Zen Buddhism

Zen is a school of Mahayana Buddhism which originated in China during the 6th century BC as Chán. From China, Zen spread south to Vietnam, to Korea and east to Japan.

The word Zen is from the Japanese pronunciation of the Middle Chinese word Dzyen, which in turn is derived from the Sanskrit word dhyana, which can be approximately translated as "absorption" or "meditative state".

Zen believes that nothing can be taught. In the attainment of enlightenment Zen emphasizes experience or experiential wisdom over theoretical knowledge.  Direct realization is through meditation and dharma practice.

In “Buddhism as Dialogue” Dr. Alan Watts offers an interesting insight, “Zen plays a little game with you:  ‘Those who know do not say, those who say do not know’.  And yet Lau Tzu said that!... Poetry is the great language, because poetry is the art of saying of what can't be said -- trying to describe the indescribable.”

Chinese Chán

The traditional origin of Chán in China is credited to the Buddhist monk Bodhidharma who lived during the 5th/6th century BC.  Scarce historical information is available during the time when Bodhidharma taught a "special transmission outside scriptures" which "did not stand upon words". Subsequent accounts of the "The Blue-Eyed Barbarian" are most likely legend.  The actual origins of Chán may lie in ascetic practitioners of Buddhism, who found refuge in forests and mountains.

Japanese Zen


Zen is the Japanese variant of Chán, a school of Mahayana Buddhism which strongly emphasizes dhyana or concentration-meditation. The goal of dhyana is liberation, the result of Zen meditation that gives insight and awareness to one's true nature and the emptiness of inherent existence.

As an example of awareness training, the Zen master (metaphorically) asks the student, "Do you grow your hair?", "Did you color your eyes?" "Do you beat your heart?" "Are you the one that shapes your bones?"  The master is teaching Anatman – non-self.  That the ego is a social institution, it has no physical reality.  The idea of the Anatman is that the ego is unreal, there isn’t one.  Your ego has nothing to do with the color of your eyes or circulating your blood.  The ego is your symbol of your self.

Zen Buddhism is a method of changing consciousness, of changing one's personal identity - of what and who you are (false-ego) – of challenging the student's attachment to dualistic concepts (eg, light and dark, spirit and matter).
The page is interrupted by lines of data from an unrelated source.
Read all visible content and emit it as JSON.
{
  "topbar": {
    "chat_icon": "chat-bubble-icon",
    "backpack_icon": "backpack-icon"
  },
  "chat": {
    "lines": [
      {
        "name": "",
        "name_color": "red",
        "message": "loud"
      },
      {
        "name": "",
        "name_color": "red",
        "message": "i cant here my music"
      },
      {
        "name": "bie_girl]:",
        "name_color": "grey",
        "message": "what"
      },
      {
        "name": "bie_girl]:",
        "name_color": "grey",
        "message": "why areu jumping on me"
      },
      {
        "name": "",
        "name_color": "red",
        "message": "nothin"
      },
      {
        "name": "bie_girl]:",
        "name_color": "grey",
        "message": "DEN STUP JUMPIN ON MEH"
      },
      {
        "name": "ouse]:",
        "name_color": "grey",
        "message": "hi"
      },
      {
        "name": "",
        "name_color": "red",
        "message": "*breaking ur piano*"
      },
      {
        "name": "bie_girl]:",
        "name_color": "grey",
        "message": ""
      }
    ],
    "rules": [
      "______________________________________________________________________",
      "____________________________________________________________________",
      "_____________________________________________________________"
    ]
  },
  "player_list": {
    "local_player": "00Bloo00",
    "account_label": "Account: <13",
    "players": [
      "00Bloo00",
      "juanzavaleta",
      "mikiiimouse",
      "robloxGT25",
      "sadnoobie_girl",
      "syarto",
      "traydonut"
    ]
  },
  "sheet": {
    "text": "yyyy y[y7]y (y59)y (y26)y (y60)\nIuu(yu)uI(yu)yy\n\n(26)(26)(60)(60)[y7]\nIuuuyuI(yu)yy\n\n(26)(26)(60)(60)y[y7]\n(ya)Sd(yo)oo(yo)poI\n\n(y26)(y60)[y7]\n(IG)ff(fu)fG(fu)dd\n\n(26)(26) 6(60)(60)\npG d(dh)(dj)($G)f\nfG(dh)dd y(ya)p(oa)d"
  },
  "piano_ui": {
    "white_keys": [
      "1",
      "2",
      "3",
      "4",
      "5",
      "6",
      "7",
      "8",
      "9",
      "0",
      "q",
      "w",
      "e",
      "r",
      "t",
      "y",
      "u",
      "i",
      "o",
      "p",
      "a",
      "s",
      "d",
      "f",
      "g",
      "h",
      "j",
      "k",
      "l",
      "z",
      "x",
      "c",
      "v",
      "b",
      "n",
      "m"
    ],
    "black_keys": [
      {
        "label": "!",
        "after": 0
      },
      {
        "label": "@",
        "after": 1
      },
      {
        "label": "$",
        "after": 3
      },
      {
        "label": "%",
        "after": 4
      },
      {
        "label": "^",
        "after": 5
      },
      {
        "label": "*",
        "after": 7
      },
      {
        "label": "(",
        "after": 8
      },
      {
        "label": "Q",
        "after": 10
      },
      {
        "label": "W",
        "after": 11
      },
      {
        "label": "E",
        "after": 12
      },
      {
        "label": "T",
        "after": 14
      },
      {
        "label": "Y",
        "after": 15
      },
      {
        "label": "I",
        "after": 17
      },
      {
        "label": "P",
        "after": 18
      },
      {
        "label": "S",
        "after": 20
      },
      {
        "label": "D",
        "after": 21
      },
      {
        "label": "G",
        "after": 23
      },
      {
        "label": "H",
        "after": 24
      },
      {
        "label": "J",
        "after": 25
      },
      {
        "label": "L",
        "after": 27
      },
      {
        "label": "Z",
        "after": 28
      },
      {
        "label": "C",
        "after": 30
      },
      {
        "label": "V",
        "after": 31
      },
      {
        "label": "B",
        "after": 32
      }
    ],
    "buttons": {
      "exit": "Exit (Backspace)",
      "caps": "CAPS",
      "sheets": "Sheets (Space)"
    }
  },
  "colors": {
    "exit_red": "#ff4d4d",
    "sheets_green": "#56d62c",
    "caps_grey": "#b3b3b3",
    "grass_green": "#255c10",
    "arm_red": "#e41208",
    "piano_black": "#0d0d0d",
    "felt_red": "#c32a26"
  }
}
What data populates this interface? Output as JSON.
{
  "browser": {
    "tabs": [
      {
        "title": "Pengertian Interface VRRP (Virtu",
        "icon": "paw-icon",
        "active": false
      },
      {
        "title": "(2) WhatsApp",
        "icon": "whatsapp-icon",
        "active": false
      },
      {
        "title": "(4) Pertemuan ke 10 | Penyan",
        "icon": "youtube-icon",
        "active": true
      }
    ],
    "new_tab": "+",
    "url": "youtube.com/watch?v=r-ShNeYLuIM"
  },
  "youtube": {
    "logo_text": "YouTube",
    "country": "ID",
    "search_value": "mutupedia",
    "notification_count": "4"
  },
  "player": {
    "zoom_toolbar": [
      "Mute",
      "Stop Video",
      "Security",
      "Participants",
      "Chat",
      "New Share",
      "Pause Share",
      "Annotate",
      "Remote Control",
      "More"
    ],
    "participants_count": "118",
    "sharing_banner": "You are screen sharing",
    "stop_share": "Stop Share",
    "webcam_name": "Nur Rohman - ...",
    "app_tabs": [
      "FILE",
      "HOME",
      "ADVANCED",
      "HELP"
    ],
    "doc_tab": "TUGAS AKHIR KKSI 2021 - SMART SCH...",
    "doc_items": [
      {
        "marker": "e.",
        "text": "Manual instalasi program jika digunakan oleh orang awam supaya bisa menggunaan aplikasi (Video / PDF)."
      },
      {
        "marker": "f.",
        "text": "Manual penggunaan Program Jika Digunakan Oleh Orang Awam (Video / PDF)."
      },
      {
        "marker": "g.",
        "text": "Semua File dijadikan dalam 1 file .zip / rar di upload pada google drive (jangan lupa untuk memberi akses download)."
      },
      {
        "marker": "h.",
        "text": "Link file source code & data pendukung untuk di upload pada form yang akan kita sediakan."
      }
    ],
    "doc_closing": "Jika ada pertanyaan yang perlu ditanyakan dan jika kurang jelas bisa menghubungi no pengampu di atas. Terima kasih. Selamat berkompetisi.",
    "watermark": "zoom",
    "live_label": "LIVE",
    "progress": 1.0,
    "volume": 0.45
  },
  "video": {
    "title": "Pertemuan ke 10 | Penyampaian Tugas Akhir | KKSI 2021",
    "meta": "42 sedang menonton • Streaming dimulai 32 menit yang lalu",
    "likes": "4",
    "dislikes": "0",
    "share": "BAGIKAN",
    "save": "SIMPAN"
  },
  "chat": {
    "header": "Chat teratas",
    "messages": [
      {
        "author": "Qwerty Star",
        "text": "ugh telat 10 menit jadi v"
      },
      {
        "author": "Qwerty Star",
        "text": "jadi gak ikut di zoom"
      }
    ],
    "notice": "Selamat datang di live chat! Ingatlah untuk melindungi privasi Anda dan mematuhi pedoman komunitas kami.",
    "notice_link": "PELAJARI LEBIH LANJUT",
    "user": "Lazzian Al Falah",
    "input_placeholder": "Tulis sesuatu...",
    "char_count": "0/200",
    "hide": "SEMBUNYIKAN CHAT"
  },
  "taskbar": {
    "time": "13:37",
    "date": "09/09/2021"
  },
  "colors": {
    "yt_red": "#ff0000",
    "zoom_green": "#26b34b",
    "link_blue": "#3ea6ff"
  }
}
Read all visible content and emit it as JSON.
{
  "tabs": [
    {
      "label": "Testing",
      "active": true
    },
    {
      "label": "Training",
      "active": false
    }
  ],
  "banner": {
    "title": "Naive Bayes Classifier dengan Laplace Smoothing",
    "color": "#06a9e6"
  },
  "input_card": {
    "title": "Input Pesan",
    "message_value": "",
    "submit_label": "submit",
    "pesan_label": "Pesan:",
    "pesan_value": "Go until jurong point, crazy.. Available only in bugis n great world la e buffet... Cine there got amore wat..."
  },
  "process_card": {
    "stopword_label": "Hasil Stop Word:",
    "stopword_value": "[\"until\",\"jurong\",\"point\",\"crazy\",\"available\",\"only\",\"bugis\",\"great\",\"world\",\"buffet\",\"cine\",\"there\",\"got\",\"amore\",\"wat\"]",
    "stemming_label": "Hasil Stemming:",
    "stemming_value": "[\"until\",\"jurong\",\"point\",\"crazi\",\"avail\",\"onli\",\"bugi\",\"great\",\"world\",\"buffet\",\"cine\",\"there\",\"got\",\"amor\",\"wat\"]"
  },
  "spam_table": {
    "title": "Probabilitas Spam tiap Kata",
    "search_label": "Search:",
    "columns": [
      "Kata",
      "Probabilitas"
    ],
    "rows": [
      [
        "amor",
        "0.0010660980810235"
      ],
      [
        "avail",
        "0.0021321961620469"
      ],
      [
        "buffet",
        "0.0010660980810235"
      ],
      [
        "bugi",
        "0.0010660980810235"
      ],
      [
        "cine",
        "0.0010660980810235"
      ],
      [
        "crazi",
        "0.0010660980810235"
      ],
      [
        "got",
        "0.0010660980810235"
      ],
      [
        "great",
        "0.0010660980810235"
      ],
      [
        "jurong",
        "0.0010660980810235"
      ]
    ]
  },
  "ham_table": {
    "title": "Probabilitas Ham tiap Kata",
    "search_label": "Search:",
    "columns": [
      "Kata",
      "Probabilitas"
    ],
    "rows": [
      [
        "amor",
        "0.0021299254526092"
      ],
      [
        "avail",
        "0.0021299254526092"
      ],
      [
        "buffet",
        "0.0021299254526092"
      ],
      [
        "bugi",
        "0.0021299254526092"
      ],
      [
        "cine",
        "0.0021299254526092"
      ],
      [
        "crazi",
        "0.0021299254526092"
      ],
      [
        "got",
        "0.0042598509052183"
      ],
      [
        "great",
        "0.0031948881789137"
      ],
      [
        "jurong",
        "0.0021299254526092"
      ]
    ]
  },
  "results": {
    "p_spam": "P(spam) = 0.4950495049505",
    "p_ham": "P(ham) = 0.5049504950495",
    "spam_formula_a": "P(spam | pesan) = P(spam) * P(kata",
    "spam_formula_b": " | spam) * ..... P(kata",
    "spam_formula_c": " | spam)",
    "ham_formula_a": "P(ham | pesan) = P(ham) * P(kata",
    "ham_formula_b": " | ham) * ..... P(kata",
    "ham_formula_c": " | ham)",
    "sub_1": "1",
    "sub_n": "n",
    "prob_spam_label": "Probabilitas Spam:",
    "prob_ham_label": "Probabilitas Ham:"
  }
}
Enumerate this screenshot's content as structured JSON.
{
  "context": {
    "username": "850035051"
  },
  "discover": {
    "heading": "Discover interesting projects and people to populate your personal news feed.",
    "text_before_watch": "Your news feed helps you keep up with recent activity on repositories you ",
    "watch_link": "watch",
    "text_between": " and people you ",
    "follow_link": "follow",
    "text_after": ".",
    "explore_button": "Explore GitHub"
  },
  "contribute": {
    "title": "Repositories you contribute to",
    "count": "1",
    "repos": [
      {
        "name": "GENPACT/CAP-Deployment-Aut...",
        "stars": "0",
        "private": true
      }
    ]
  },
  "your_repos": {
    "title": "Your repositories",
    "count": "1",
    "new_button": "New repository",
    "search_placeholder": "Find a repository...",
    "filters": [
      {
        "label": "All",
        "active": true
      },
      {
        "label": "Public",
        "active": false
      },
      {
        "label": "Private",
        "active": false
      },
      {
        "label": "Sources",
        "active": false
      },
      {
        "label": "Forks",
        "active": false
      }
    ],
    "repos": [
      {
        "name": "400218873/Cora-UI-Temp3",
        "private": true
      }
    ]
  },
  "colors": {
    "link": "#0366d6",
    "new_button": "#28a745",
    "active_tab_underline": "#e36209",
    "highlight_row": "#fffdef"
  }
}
There is a humorous story told among Zen masters about a student that was getting desperate about  producing an answer of who he really is.  On his way to an interview with the Zen master, the student saw a bullfrog sitting around in the garden.  He grabbed the bullfrog and hid it in the sleeve of his kimono.  To give the answer of who he was he showed the master the bullfrog.  The master shook his head and replied, “too intellectual, you've been reading too many books".  In other words, the master is saying the student's answer is too contrived, too much like Zen!

Kōan

Meditation is sometimes supplemented by kōan training, especially in Rinzai Zen.   One type of a Zen kōan is a riddle or insolvable problem, designed to 'wake up' the student from the illusion of his identity or to student's attachment to dualistic concepts.  Buddha means one who has "woken up".  The first step in awakening is known as 'satori'.  P.S. Wasu, who conducts workshops based on Zen, likens satori to an empty circle: "There comes a state when the Zen practitioner is able to view everything as a synthesis of opposites that arise from one another. All rational judgments become irrelevant and one starts viewing reality intuitively as it actually is—nothingness that is complete in itself, much like an empty circle."

Providing an insight into the working mechanism of the koan, Wasu says: "Years of social and psychological conditioning forges certain neural pathways within the brain. Our thinking settles in these grooves making it difficult for us to comprehend satori."   “Thinking out of the box” is another way to view the nature of the Koan. The point of the koan is to force our minds to break out of the trap of linear logic.

Answers to a kōan vary by circumstance and even by the demands of the teacher.  A common response by a teacher on a student's answers is: "Even though that is true, if you do not know it yourself, it does you no good."  The master wants to know if the student has grasped the state of the mind expressed by the kōan itself.

There's a Zen saying, "What you resist persists, and what you allow to be disappears."

Some kōans take the form of question, like the one that asks, "If a tree falls in the forest and no one is  around to hear, does it make a sound?"  There is no "right" answer to this question. It can be argued for years from either perspective, yes or no.

Not all kōans come from Japan. One example is the famous psychological test: "Is the glass half full or half empty?" This is a test to see if one is optimistic (half full) or pessimistic (half empty).  A playful alternative reply is to say that the glass is too large for the amount of water presently contained.  So, the glass is neither half full nor half empty!  There are many other correct ‘answers’ which make kōans useful mind exercises.

More Kōans

One major point raised today is that the state of Zen is like that of a dog, always in the moment, regretting nothing.